Plus, I've known quite a few conservatives, and more than a few libertarians, too. Some of them are terrific people - kind, thoughtful, and eager to help those they feel are in need. There are times when I want to grab those folks by the lapels and and ask them why in the world they believe the stupid things they do about politics and economics while whacking them with the biggest clue stick I can carry, but beyond that I think the world of them. I'd much prefer them to the aforementioned "progressives".

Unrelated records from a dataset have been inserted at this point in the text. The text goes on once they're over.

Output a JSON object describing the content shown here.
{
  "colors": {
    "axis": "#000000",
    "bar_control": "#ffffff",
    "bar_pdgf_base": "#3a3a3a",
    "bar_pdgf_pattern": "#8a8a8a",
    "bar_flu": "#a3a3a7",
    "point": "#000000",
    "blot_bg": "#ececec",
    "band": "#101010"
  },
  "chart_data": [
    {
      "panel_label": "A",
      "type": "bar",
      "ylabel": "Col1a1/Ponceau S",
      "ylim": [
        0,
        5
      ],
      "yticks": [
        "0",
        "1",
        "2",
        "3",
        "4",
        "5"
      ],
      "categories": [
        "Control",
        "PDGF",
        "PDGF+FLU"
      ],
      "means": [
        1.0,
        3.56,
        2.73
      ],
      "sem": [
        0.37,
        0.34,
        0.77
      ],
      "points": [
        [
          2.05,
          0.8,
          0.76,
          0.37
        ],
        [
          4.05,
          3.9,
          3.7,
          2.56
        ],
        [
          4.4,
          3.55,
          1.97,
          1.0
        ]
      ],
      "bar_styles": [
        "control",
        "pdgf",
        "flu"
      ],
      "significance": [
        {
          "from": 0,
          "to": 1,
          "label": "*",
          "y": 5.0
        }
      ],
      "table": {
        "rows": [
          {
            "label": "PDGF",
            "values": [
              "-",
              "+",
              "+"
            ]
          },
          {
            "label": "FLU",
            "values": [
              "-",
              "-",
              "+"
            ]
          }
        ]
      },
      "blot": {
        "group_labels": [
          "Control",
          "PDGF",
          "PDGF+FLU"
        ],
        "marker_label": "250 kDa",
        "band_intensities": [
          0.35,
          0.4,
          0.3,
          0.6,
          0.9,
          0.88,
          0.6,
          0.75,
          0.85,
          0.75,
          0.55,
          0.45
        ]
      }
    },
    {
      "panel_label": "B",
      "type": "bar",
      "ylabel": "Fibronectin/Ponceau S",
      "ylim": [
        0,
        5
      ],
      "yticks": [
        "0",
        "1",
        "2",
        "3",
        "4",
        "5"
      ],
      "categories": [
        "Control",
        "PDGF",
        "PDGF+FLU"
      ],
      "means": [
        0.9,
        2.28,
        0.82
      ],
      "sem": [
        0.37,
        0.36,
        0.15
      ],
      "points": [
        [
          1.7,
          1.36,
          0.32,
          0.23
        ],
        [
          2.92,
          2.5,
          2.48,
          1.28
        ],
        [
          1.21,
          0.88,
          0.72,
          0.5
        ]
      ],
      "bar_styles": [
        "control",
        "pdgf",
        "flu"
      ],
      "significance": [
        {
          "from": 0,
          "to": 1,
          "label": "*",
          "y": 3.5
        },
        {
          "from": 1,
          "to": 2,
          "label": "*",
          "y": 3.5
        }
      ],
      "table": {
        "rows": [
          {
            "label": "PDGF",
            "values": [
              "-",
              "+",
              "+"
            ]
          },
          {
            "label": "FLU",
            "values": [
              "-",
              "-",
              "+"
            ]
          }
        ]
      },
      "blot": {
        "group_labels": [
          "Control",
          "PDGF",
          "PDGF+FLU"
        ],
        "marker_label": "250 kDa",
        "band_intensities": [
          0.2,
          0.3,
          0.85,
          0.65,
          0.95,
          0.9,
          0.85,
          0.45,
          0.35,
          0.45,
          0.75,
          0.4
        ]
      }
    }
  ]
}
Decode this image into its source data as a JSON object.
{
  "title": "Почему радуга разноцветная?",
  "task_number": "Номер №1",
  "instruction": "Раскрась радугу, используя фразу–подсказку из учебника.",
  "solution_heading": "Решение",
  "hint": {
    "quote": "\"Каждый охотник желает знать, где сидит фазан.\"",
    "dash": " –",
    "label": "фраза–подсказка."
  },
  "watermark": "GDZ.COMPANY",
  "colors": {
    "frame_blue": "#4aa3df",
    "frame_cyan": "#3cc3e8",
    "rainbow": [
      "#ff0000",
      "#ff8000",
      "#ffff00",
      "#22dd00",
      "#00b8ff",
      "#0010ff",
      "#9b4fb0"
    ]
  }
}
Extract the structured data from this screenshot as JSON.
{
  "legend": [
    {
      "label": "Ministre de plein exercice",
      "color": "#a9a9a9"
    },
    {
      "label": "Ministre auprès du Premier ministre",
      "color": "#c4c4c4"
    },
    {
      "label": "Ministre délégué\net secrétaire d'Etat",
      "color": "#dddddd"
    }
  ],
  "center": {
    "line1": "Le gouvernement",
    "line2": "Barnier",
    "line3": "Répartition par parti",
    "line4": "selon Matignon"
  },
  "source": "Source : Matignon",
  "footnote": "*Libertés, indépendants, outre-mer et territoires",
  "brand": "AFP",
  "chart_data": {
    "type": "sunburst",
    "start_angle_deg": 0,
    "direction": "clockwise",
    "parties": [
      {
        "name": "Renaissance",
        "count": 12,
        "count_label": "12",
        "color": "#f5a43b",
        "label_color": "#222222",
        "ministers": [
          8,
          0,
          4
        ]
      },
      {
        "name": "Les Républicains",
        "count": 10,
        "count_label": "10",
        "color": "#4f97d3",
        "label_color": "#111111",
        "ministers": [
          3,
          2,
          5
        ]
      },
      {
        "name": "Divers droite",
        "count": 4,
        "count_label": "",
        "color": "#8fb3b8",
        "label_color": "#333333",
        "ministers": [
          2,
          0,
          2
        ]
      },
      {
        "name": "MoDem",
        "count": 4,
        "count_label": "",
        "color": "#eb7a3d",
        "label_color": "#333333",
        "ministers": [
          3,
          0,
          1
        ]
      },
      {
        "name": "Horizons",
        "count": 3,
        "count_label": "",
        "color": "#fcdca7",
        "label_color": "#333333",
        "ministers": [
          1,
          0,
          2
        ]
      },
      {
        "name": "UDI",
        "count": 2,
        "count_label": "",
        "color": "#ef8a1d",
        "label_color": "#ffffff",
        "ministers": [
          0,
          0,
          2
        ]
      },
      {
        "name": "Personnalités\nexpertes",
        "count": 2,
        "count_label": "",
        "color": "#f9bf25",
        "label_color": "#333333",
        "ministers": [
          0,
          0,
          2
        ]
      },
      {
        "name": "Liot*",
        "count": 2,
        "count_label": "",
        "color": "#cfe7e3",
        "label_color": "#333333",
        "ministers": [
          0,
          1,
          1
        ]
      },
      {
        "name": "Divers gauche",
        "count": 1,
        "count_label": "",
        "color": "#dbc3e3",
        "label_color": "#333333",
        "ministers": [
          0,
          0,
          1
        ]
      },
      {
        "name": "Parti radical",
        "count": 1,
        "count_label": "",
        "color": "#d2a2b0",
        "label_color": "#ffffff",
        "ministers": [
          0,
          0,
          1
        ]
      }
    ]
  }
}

Which leads us to another one of those realms where some of us are just naturally supposed to be better than others, and yet aren't really. I have hesitated several times to discuss this issue, because there's so much background, but I think it comes down to this: Among atheists, there are some people who are just extremely thoughtless. Most of them seem to be men. They don't seem to want to understand that there are plenty of people in this world who don't have the advantages they do, and don't think that there's any reason they should tread carefully when they're dealing with people they've just met, or with whom they disagree about things.

If you want a more detailed explanation of what I'm talking about, I'd suggest starting here, and following the links. The bottom line comes from PalMD yesterday:

A number of writers have pointed out that the feel unsafe and unwelcome among atheists. They have encountered sexism, racism, homophobia, and other emotionally common but intellectually irrational behaviors. In reaction, prominent atheists and skeptics have avoided popular gatherings and given their reasons publicly—and been vilified for it.

The common argument goes, “hey, it’a about Big Tent Atheism, leave all your other agenda outside.” That’s easy to say if you’re culturally normative (white, male, hetero–everything but religious). Many of us can’t just leave everything else outside. Whether we are female, gay, ethnic minorities or simply human beings, we can’t ignore human dignity.

It reminds me of the gay-haters who think that allowing gay marriage will open the flood gates to man-on-goat love. There is no slippery slope when including human dignity in “the movement”. If being able to not believe is an essential right, so is human equality. They cannot be separated.

The Responsibility Of Atheists

The only reason I bring this up now is that this discussion is still obviously going on. After all this time, there are lots of people who don't get what the problem is. They might get it if they shut up and listened for a while, but a whole lot of people have tried to explain it, and it still hasn't sunk in.

So, more out of frustration than any form of hoping that I can break through, I'll say this: If you're an atheist, humanist, or "skeptic", and you don't see what the problem is here, you need to learn to see things from someone else's perspective. Someday, maybe I'll explain why I find the phrase "white male privilege" to be arrant foolishness, and another sign that progressives don't ever want to accomplish anything, but for now I'll just say this: I'm white, heterosexual, and male. I'm larger than average, and I'm more educated and a lot smarter than average. I don't have any debilitating health issues. The more of those things you can say about yourself, the less crap you have to put up with, at least if you live in most parts of the Western world. If you, too, share most or all of those attributes, you need to shut up and listen to the people who don't. For them, the world is a less friendly and often a less safe place.

And if you can't see why a woman would be uncomfortable about being invited for "coffee" by someone she was stuck in an elevator with at 2 AM, then try to imagine that you were stuck in an elevator with someone twice your size who made that proposition to you, and didn't seem to want to take no for an answer.

Every time I read about this discussion among non-believers, I'm reminded of some of the reasons I avoid getting involved with anything having to do with atheism. Many years ago, I used to participate in Usenet groups on atheism. It wasn't long before that particular subject lost its shiny. My impression then wasn't all that different from my old coworker's about his previous careers.

Not all the assholes in the world are theists.